Anda di halaman 1dari 18

TUGAS MATA KULIAH

PARASITOLOGI VETERINER

JUDUL:
NEMATODA ASCARIDIDA PADA BABI

Oleh:
Kelompok B3
I Gusti Ngurah Jagad Anom Ksatriya 2009511043
Angelica Ramadya Putri Candrianisa 2009511058
Titi Humairah Bahtiar 2009511073
(lengkap tanpa disingkat)

FAKULTAS KEDOKTERAN HEWAN


UNIVERSITAS UDAYANA
TAHUN 2021
RINGKASAN

Babi merupakan reservoir berbagai agen penyakit parasit, salah satunya infeksi berbagai
parasit yang menyerang pencernaan.

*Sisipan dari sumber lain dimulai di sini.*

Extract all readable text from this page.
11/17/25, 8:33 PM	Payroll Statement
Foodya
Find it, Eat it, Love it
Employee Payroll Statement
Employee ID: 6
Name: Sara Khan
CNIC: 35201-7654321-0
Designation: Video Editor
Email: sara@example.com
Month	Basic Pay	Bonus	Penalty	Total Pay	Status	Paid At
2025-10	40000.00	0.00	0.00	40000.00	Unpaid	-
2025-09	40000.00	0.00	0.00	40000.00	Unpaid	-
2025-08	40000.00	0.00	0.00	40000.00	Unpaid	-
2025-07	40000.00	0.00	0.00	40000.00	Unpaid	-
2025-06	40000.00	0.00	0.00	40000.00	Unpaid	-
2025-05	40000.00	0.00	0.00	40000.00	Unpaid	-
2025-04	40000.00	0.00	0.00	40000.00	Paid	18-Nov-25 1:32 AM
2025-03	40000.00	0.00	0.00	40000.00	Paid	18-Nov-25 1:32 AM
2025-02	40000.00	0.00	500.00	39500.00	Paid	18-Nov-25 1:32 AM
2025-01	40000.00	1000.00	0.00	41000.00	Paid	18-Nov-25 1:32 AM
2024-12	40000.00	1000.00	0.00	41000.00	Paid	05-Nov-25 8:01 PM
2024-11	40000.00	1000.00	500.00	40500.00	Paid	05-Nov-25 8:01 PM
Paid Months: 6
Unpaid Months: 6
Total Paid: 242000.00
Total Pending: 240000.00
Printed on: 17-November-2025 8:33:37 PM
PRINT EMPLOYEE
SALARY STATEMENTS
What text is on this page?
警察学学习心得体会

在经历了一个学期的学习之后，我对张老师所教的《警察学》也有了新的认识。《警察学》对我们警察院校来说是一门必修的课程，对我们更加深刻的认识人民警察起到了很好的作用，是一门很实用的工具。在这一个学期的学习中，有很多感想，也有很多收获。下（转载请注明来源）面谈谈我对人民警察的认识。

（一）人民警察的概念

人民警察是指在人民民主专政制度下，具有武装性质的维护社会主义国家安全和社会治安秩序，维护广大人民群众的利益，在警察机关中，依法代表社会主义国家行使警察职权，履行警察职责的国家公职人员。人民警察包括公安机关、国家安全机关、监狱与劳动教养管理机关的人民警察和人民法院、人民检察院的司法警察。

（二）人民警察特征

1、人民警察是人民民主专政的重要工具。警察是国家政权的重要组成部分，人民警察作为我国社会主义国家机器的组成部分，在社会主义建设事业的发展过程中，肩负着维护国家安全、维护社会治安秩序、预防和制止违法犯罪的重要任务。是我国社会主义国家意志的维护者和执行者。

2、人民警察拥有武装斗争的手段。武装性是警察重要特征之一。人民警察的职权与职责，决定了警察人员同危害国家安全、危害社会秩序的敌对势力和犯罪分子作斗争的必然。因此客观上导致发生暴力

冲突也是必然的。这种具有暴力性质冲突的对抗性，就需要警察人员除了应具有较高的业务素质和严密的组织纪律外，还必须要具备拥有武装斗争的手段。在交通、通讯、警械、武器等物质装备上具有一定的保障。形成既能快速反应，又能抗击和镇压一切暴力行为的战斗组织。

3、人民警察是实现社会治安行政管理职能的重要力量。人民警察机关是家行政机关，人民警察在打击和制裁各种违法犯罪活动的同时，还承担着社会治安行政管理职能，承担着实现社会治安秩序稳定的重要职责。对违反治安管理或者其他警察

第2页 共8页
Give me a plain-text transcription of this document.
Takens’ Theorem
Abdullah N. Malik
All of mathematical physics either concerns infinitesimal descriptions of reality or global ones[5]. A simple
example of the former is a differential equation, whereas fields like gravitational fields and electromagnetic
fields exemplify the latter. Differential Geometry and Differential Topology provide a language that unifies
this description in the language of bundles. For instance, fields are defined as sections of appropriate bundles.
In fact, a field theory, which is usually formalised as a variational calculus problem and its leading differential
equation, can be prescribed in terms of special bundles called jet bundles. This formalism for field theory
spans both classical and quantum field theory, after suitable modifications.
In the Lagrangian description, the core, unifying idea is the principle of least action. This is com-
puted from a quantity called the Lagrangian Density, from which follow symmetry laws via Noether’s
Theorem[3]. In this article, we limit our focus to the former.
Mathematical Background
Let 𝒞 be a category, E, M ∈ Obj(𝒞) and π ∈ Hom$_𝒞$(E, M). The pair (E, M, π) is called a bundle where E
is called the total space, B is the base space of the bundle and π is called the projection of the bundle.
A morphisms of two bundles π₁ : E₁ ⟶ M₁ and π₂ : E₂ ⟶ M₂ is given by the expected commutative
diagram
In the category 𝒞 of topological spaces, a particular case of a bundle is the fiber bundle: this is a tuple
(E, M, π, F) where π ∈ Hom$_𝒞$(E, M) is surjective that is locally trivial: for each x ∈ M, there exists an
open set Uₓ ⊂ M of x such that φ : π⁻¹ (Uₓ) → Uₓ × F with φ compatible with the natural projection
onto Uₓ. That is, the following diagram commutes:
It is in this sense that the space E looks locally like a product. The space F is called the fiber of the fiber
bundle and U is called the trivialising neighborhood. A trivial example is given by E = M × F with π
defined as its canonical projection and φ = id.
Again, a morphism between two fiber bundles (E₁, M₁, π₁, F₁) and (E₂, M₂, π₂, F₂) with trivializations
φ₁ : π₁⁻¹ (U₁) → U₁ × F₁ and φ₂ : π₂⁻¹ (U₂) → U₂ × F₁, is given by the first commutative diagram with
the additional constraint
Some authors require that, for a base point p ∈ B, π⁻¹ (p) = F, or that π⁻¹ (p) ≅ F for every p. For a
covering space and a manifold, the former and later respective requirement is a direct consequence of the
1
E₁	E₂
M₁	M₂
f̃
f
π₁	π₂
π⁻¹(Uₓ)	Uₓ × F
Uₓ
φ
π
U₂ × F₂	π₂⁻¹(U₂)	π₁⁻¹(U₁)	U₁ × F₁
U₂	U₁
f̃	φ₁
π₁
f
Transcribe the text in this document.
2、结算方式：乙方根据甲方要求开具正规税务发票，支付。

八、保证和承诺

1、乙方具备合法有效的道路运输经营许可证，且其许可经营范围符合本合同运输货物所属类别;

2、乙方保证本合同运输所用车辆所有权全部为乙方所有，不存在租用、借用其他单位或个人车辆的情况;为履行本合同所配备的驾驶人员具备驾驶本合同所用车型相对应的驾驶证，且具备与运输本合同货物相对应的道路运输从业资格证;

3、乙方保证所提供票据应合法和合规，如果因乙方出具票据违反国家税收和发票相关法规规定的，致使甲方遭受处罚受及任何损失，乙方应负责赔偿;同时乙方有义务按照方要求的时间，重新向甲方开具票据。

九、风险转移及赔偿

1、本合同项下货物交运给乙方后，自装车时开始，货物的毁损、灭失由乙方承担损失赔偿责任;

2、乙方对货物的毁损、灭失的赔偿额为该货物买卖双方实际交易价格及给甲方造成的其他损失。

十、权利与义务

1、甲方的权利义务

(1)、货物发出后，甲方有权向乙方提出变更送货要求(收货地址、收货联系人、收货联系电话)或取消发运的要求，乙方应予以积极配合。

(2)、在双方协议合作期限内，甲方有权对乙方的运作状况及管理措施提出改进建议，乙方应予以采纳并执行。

Hasil yang ditemukan yaitu spesies parasit dari golongan
Nematoda Ascaridida pada saluran cerna babi. Golongan Nematoda Ascaridida yang ditemukan
adalah Ascaris suum. Dari ini perlu dilakukan perbaikan manajemen pemeliharaan dan perbaikan
sanitasi lingkungan, khususnya di sekitar kandang babi yang ada di pedesaan yang masih
menggunakan sistem tradisional.
Kata Kunci : Reservoir, Babi, Nematoda Ascaridida
KATA PENGANTAR

Puji dan syukur kami panjatkan kepada Tuhan Yang Maha Esa karena atas berkat dan
rahmat-Nya kami dapat menyelesaikan tugas Parasitologi Veteriner I dengan judul “Nematoda
Ascaridida pada Babi”
Tugas ini dibuat untuk memenuhi tugas mata kuliah Parasitologi Veteriner I. Pada
kesempatan ini kami mengucapkan terima kasih kepada pihak yang telah membantu dalam
menyelesaikan tugas ini baik berupa pikiran dan tenaga.
Kami menyadari bahwa paper ini belum sempurna. Oleh karena itu, kami  menerima
dengan senang hati apabila ada kritik dan saran yang membangun dari pembaca. Akhir kata
semoga paper ini dapat memberikan manfaat bagi para pembaca.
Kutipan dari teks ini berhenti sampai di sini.